Also, defining all types of hydrogen and bullet proofing the methodologies to calculate their carbon footprints is high in Hydrogen Europe’s recommendation. It makes clear, low-carbon hydrogen should be defined in 2023.  

The paper says the early nature of the hydrogen sector should be factored into the Hydrogen and Decarbonised Gas Package. The lack of infrastructure could see issues with transmission, distribution, and storage of hydrogen. 

Additionally, allowing simple and quick procedures for renewable hydrogen projects as part of the Industrial Emissions Directive would encourage and speed up the process of the energy transition.  

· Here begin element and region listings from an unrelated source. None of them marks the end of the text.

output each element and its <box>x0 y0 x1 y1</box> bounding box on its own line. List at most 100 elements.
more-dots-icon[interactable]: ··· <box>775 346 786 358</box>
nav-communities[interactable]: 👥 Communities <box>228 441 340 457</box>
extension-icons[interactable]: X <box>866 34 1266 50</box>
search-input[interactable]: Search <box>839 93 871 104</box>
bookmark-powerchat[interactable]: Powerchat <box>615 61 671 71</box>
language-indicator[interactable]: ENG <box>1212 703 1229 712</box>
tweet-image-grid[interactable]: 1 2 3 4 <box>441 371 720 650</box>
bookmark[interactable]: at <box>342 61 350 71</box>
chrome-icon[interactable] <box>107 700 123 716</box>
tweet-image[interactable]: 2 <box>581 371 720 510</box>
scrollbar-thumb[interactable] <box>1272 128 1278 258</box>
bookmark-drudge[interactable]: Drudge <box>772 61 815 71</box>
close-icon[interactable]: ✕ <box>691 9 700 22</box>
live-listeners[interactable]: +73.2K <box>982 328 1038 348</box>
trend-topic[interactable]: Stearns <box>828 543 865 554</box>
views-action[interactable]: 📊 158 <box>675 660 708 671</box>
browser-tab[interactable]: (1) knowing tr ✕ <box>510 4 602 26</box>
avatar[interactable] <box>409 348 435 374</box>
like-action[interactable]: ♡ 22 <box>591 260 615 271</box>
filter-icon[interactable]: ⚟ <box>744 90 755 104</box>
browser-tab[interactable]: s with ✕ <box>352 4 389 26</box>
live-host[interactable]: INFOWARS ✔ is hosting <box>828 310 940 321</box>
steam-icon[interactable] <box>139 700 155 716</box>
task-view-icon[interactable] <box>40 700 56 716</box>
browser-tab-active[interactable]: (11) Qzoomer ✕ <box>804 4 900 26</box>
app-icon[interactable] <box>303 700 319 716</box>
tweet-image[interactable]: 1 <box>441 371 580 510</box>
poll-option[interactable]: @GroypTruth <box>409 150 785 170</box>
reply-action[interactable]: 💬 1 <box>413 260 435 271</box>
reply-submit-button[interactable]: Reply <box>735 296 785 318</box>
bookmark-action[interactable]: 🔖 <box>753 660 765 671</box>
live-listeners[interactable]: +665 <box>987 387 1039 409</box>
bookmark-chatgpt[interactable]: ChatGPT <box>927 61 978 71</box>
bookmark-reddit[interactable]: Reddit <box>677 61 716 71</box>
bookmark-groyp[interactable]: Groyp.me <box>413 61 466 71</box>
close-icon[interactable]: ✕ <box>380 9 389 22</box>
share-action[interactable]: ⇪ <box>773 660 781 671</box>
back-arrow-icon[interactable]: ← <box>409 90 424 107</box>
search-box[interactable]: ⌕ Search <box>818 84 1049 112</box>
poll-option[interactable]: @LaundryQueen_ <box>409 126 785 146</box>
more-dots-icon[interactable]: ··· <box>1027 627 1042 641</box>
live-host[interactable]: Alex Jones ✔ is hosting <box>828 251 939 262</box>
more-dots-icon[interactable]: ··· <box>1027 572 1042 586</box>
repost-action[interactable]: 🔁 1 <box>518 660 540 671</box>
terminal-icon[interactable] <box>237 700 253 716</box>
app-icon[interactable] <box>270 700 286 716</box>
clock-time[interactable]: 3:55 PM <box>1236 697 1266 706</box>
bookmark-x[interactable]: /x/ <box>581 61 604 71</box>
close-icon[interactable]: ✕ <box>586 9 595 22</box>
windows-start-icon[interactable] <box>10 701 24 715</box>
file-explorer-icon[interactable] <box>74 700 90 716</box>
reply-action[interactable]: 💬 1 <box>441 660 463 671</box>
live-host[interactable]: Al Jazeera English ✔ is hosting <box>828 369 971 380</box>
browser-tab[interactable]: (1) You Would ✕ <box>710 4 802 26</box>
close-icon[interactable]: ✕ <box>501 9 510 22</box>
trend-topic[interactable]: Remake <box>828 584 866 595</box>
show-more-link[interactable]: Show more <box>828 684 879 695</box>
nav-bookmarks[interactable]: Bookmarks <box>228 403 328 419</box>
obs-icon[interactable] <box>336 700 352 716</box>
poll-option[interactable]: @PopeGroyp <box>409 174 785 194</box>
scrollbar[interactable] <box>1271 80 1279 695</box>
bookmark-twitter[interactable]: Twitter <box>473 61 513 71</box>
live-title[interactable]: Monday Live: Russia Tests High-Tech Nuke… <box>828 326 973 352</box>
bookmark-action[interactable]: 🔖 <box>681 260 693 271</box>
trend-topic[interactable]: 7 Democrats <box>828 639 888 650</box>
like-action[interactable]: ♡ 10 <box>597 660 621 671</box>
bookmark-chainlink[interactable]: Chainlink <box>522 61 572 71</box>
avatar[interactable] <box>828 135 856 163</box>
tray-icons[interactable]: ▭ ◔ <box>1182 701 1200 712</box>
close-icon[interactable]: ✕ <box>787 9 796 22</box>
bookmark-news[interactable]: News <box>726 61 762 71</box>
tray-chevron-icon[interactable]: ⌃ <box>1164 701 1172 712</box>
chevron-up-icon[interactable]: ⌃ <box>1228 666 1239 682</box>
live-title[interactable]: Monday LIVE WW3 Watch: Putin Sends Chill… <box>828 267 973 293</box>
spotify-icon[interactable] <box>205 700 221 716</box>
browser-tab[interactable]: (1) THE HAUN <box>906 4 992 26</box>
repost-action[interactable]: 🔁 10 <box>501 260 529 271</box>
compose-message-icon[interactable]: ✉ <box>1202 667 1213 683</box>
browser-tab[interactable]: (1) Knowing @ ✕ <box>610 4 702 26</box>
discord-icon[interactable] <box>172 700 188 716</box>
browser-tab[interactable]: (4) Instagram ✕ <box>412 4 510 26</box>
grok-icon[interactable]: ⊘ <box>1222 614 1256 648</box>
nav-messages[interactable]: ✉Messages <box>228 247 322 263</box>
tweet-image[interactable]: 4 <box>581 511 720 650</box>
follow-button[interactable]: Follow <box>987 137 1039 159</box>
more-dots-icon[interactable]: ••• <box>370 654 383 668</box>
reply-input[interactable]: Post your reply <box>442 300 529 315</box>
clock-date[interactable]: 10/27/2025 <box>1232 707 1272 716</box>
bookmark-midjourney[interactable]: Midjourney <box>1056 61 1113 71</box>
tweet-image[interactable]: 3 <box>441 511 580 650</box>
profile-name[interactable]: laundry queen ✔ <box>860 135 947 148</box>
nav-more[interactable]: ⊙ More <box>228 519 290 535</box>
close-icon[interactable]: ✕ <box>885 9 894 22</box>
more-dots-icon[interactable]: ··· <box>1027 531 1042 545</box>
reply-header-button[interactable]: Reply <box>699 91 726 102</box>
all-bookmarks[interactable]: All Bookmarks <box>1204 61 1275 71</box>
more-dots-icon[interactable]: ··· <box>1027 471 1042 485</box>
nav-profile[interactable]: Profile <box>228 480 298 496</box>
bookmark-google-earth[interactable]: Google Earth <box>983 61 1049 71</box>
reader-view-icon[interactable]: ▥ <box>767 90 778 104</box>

Clarity on RFNBOs certification must be provided that can be recognised and used at a global level. Hydrogen Europe recommend using a single methodology to calculate green-house gas (GHG) emissions and life cycle assessment (LCA) of hydrogen. 

2. Investment for a strong European electrolyser and components manufacturing base

Hydrogen Europe believes the European commission should accelerate the approval of Important Projects of Common European Interest (IPCEI) at a national level. 

There should also be support for electrolyser manufacturing to ensure scalability, in the form of both National and European schemes focusing on reducing investment risk and establishing the serial production of electrolysers not limited to specific technologies.  

As well as ongoing reviews of the General Block Exemption Regulation, the European Commission should consider making technology suppliers eligible for assistance.  

Finally, the European Investment Bank and the European Commission should allow mechanisms for a fast-track process to approve the loans process for needed infrastructure and feasibility studies. 

3. Internal dimension

To support the import of large volumes of renewable hydrogen necessary to meet targets laid out in the REPowerEU communication, the European Union will need to build strong and resilient energy partnerships across the globe.